Surat Cinta untuk Pithagiras yang Lupa Ditulis (06)


BEGITULAH kehidupan, Pitha. Kita suka berharap dan berupaya menerima situasi yang menyenangkan, menggembirakan, dan menbahagiakan. Namun, apa yang terjadi sesungguhnya jauh di luar kendali kita. Ada kekuasaan Yang Mahabesar yang membuat kita memiliki keterbatasan, kelemahan, dan ketidakmampuan untuk memperoleh apa yang kita inginkan atau sebaliknya, menolak apa yang hendak kita hindari. Kita pada akhir hanya menjalani apa-apa yang sudah digariiskan dan mungkin memang yang terbaik buat kita.
Kalaulah sejak awal mula, aku menyadari hal sedemikian, tentulah aku tak akan berlaku bodoh, putus asa, dan bahkan menjadi vatalis. Ketidakadilan, keburukan, atau perlakuan tidak baik yang aku (kita?) harus terima misalnya, menjadi warna tersendiri di antara bejibun kebaikan, rasa peduli, dan sikap terpuji dari banyak orang yang kita temui dan rasakan. Kesemuanya menjadikan kehidupan ini menjadi pelangi. Indah, damai, dan harmonis.
Nah, kenapa pula aku kok jadi sok bijak ya. Hihii.. Soalnya, banyak hal yang tidak aku pahami, Pitha. Dan, memang tak seharusnya aku pahami.
Tiga-empat tahun kemudian aku melihat Tari lagi. Tak hanya sekali. Kali pertama, aku melihatnya dari kejauhan. Dia sedang menggendong anaknya di jalan setapak di perladangan. Dia sedang berbicara dengan seorang anak perempuan dua tahunan berdiri di depannya. Agaknya, Tari sedang membujuk anaknya agar berjalan lagi. Mungkin anaknya merajuk kecapekan atau bagaimana… Aku tak begitu jelas. Tak lama, mereka bertiga anak-beranak meneruskan perjalanan.
Aku hanya memperhatikan dari kejauhan dan berharap Tari tak melihatku.

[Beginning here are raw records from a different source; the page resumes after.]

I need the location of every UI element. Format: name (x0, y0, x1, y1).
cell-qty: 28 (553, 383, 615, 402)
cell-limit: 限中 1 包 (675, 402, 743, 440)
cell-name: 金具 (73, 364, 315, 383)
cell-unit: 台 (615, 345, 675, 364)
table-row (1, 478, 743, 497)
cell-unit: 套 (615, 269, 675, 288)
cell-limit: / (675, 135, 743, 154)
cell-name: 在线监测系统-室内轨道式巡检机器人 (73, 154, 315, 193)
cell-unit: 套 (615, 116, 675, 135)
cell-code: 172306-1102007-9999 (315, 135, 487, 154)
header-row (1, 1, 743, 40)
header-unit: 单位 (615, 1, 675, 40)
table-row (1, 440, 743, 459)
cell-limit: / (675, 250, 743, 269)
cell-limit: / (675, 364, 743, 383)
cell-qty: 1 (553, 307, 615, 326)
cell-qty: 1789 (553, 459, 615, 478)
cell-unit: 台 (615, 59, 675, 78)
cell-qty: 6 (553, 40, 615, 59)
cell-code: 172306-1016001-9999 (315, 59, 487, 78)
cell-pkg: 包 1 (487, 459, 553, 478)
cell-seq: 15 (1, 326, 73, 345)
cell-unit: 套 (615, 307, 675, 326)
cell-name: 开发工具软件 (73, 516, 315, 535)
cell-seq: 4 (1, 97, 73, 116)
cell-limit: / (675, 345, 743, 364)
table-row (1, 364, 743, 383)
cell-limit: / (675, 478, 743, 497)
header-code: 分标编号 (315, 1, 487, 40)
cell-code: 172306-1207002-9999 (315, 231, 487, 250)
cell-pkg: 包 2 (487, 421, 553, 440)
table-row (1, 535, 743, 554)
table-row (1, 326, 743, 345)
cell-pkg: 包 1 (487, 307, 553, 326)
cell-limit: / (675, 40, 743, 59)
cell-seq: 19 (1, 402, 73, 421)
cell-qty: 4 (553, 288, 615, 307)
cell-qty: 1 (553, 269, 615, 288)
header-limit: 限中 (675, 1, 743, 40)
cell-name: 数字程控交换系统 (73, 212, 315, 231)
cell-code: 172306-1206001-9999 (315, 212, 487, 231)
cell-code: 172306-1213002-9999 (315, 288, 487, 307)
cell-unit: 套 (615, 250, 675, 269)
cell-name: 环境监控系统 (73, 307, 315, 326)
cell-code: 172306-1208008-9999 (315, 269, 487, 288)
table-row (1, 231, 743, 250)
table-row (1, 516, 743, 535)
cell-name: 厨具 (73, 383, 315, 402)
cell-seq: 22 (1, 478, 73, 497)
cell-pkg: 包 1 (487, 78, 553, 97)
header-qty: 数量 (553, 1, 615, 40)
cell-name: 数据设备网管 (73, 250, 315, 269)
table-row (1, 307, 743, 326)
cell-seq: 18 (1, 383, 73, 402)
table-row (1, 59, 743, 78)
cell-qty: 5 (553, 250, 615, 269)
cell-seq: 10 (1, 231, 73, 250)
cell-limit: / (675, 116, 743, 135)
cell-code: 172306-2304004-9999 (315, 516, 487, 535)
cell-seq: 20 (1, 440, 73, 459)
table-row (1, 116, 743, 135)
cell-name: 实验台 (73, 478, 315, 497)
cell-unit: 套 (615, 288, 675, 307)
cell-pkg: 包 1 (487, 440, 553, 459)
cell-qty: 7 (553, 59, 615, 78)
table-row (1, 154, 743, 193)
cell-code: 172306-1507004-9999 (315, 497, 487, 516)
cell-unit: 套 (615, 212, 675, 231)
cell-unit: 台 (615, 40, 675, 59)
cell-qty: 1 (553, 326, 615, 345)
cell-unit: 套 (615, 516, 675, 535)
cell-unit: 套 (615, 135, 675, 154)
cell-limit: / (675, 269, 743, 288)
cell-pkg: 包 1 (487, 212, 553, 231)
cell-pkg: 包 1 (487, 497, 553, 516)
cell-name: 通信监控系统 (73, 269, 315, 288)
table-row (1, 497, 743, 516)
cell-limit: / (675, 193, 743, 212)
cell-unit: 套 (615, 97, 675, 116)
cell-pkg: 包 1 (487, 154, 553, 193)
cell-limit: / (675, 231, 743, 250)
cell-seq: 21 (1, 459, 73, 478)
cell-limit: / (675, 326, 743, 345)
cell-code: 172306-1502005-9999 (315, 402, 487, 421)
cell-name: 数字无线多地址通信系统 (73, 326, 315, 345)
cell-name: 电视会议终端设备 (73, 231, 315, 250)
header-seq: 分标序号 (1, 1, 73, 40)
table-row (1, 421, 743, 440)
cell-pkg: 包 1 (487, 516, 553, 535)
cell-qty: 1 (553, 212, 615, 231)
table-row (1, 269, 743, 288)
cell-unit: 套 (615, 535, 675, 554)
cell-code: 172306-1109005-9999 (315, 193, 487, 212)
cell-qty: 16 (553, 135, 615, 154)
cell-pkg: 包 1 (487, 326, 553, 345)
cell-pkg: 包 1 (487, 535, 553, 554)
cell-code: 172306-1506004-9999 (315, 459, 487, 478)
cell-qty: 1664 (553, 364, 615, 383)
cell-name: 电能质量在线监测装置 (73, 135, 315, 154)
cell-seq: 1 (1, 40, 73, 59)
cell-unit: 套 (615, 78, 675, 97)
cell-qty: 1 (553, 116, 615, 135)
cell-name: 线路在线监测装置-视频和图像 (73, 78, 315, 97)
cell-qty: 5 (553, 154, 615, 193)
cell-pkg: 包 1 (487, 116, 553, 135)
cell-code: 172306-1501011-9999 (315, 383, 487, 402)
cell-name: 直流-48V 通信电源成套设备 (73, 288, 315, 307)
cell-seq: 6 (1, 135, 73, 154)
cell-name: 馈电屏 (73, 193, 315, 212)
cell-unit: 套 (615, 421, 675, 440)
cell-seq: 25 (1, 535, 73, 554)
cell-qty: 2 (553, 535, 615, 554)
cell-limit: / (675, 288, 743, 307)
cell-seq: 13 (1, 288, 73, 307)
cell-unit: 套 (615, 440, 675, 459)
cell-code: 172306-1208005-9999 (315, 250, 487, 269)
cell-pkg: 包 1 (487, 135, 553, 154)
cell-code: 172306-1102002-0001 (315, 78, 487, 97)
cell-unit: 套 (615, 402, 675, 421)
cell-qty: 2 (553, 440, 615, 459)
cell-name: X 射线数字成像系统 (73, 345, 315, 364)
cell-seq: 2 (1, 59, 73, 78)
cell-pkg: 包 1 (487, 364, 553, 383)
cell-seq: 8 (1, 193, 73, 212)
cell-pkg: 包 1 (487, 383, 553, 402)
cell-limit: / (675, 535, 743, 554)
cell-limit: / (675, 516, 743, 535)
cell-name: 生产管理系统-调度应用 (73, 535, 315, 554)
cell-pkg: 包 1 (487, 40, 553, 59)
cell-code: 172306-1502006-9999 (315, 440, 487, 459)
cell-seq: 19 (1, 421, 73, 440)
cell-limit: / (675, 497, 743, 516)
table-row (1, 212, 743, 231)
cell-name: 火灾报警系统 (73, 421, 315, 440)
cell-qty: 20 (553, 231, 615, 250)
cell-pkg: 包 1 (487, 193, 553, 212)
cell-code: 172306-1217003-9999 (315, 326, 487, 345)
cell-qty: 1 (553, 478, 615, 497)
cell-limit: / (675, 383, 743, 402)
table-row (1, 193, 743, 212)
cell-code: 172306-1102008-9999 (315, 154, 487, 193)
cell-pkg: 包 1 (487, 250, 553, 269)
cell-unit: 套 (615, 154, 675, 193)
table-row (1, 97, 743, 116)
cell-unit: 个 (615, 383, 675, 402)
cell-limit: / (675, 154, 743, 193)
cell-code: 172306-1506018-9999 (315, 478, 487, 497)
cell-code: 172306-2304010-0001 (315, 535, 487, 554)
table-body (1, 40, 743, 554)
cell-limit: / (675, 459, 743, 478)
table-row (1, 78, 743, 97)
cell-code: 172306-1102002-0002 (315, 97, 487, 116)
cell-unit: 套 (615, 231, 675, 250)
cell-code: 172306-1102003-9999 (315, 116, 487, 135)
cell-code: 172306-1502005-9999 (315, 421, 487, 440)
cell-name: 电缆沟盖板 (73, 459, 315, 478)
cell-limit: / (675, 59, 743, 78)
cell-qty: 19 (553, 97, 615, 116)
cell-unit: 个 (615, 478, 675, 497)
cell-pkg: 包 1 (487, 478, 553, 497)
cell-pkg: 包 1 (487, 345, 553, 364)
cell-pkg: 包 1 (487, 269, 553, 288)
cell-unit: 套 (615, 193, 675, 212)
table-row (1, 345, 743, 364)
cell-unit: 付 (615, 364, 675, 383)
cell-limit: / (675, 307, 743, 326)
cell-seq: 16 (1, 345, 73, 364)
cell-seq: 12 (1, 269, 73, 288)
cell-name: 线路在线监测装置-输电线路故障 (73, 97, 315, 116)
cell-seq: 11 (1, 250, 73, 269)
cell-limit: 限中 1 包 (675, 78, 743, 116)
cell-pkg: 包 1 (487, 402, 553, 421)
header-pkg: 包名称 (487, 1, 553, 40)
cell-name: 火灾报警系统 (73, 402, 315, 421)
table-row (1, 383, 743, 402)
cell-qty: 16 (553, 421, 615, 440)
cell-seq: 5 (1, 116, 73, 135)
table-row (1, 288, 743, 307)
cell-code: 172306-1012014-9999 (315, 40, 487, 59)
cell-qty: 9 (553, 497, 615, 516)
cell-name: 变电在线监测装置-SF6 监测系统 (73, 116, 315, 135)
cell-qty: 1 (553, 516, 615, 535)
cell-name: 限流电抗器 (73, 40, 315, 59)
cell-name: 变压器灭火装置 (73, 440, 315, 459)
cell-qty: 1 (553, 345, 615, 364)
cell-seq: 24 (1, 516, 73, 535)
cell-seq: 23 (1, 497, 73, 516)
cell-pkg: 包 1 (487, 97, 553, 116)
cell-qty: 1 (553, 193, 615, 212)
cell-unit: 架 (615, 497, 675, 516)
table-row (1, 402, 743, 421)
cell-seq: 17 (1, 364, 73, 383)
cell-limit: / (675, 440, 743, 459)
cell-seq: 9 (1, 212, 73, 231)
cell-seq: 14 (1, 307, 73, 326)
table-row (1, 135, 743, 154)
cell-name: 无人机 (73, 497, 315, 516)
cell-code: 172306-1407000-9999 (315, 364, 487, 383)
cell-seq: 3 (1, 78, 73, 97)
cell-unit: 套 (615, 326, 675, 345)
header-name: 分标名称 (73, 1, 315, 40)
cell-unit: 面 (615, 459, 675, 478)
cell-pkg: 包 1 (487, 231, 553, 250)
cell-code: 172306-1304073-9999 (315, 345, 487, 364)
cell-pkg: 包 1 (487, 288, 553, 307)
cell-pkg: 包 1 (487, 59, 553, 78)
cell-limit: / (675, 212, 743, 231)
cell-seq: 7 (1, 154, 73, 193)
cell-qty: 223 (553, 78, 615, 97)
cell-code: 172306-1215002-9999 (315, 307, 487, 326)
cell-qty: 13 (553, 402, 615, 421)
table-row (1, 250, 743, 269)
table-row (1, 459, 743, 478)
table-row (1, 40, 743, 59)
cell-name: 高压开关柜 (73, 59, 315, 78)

Aku melihat Tari lagi yang kedua kalinya. Dia bersama suaminya. Tampaknya dia senang-senang saja. Syukurlah. Aku tetap tak menghampiri. Kalaupun Tari melihatku ya biar saja. Aku juga tak yakin Tari masih mengingatku.
Kali ketiga, aku bersua, aku tak bisa mengelak. Tari memanggil duluan. Masih ingat rupanya denganku. Tak banyak bicara, sekadar bertanya mau ke mana dan apa kabar, dan apa pun jawabannya tak penting-penting amat bagiku.
***
Kembali ke situasi kelas dua SMP. setelah engkau pergi, Pitha. Engkau pindah sekolah ke kota lain. Sebaliknya, beberapa siswa baru pindahan dari sekolah lain masuk ke SMP kita. Meski tak ada siswa pindahan yang ditempatkan di kelasku, tetap saja kehebohannya sampai padaku. Barang baru, orang baru, siswa baru, sesuatu yang baru… selalu menjadi bahan perbincangan yang hangat.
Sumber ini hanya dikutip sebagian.